Cogent Arts & Humanities (Dec 2016)
Rome’s seat of passion: An assessment of the archeology and history of the Circus Maximus
Abstract
It is a place where the general public can gather communally to watch ludi, provisionally erasing invisible boundary lines which sharply divide one social class from another. The Circus is also a location which has the capability to eradicate personal and societal perceptions potentially rendering a crowd in an intoxicated, wanton state. The association existent between society and its predetermined allocation of space in many venues (e.g. hippodromes, theaters, amphitheaters, etc.) which exhibit sports and spectacles, more generally, is well attested to in the Circus Maximus’s history.
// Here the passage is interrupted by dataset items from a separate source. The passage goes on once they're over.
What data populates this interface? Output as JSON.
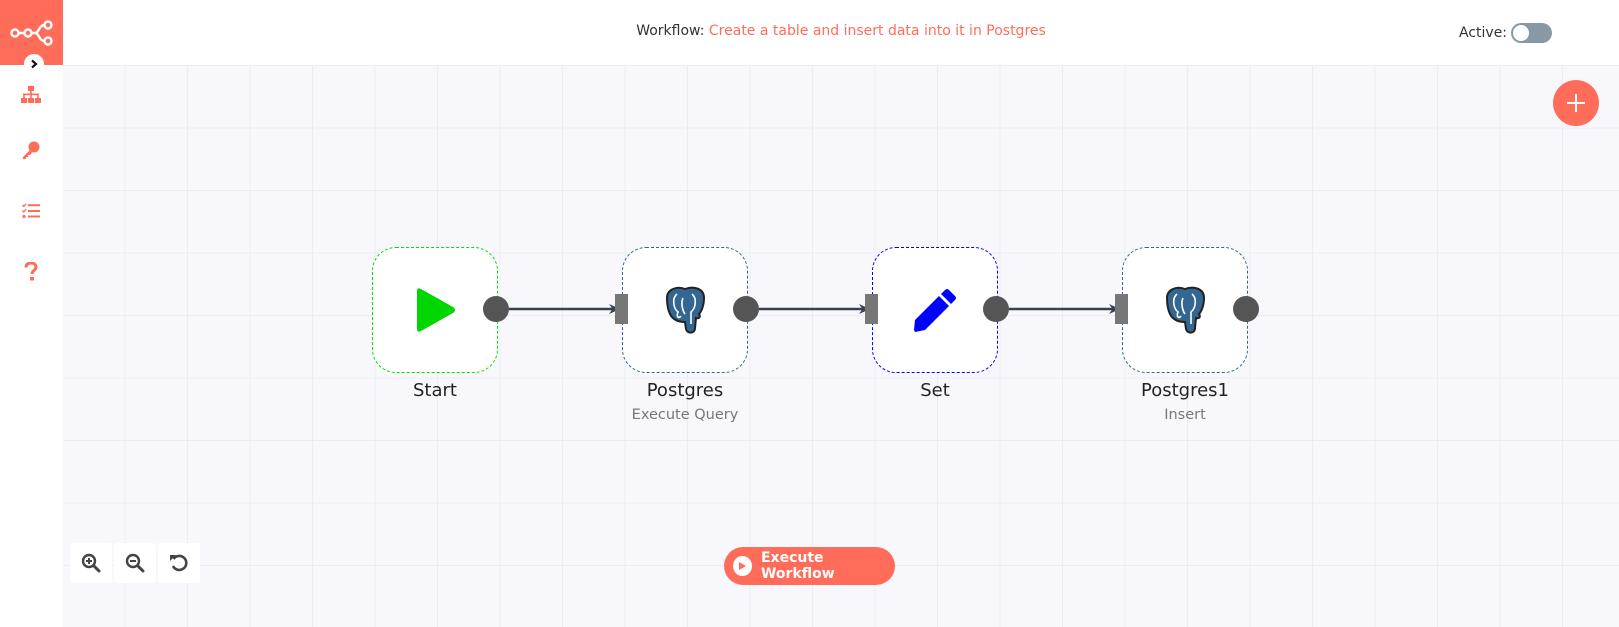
{
  "app": {
    "logo_icon": "n8n-logo-icon"
  },
  "sidebar": {
    "expand_icon": "chevron-right-icon",
    "items": [
      {
        "id": "workflows",
        "icon": "network-icon"
      },
      {
        "id": "credentials",
        "icon": "key-icon"
      },
      {
        "id": "executions",
        "icon": "tasks-list-icon"
      },
      {
        "id": "help",
        "icon": "question-icon"
      }
    ]
  },
  "header": {
    "workflow_label": "Workflow:",
    "workflow_name": "Create a table and insert data into it in Postgres",
    "active_label": "Active:",
    "active": false
  },
  "canvas": {
    "add_node_icon": "plus-icon",
    "nodes": [
      {
        "name": "Start",
        "subtitle": "",
        "icon": "play-icon",
        "border_color": "#00e000"
      },
      {
        "name": "Postgres",
        "subtitle": "Execute Query",
        "icon": "postgres-elephant-icon",
        "border_color": "#336791"
      },
      {
        "name": "Set",
        "subtitle": "",
        "icon": "pencil-icon",
        "border_color": "#0000ff"
      },
      {
        "name": "Postgres1",
        "subtitle": "Insert",
        "icon": "postgres-elephant-icon",
        "border_color": "#336791"
      }
    ],
    "connections": [
      {
        "from": "Start",
        "to": "Postgres"
      },
      {
        "from": "Postgres",
        "to": "Set"
      },
      {
        "from": "Set",
        "to": "Postgres1"
      }
    ],
    "zoom_controls": [
      {
        "id": "zoom-in",
        "icon": "zoom-in-icon"
      },
      {
        "id": "zoom-out",
        "icon": "zoom-out-icon"
      },
      {
        "id": "reset",
        "icon": "reset-zoom-icon"
      }
    ],
    "execute_label": "Execute Workflow"
  },
  "colors": {
    "brand": "#ff6d5a",
    "canvas_bg": "#f8f8fc",
    "toggle_off": "#8899a6",
    "connection": "#374151"
  }
}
Using this as the conceptual framework, this article attempts to assess the recurrent, measured, and far-ranging evolutions and interdependencies between the aristocracy and the Circus they constructed. The construction methodology, I argue, was constantly being adapted to suit specific political agendas beginning with its legendary foundation under the Etruscan kings in the sixth-century BCE and ending with its usage during late Empire in the fifth-century CE. The fictional rape of the Sabine women, for example, relates Roman notions of losing self and spatial awareness as a hazardous mistake which can be purposely leveraged by manipulating a predestined, popular situation “monstra.” The organization of this article which traces the Circus’s transitions will begin with the Regal Period, move to the Republican Period, then to the Empire. The variations and modifications the Circus Maximus has undergone since the sixth-century BCE—architecturally and usage wise—serves as evidence to both the flexibility of public spaces and usages by the aristocracy from pre-Roman times through the Roman Empire.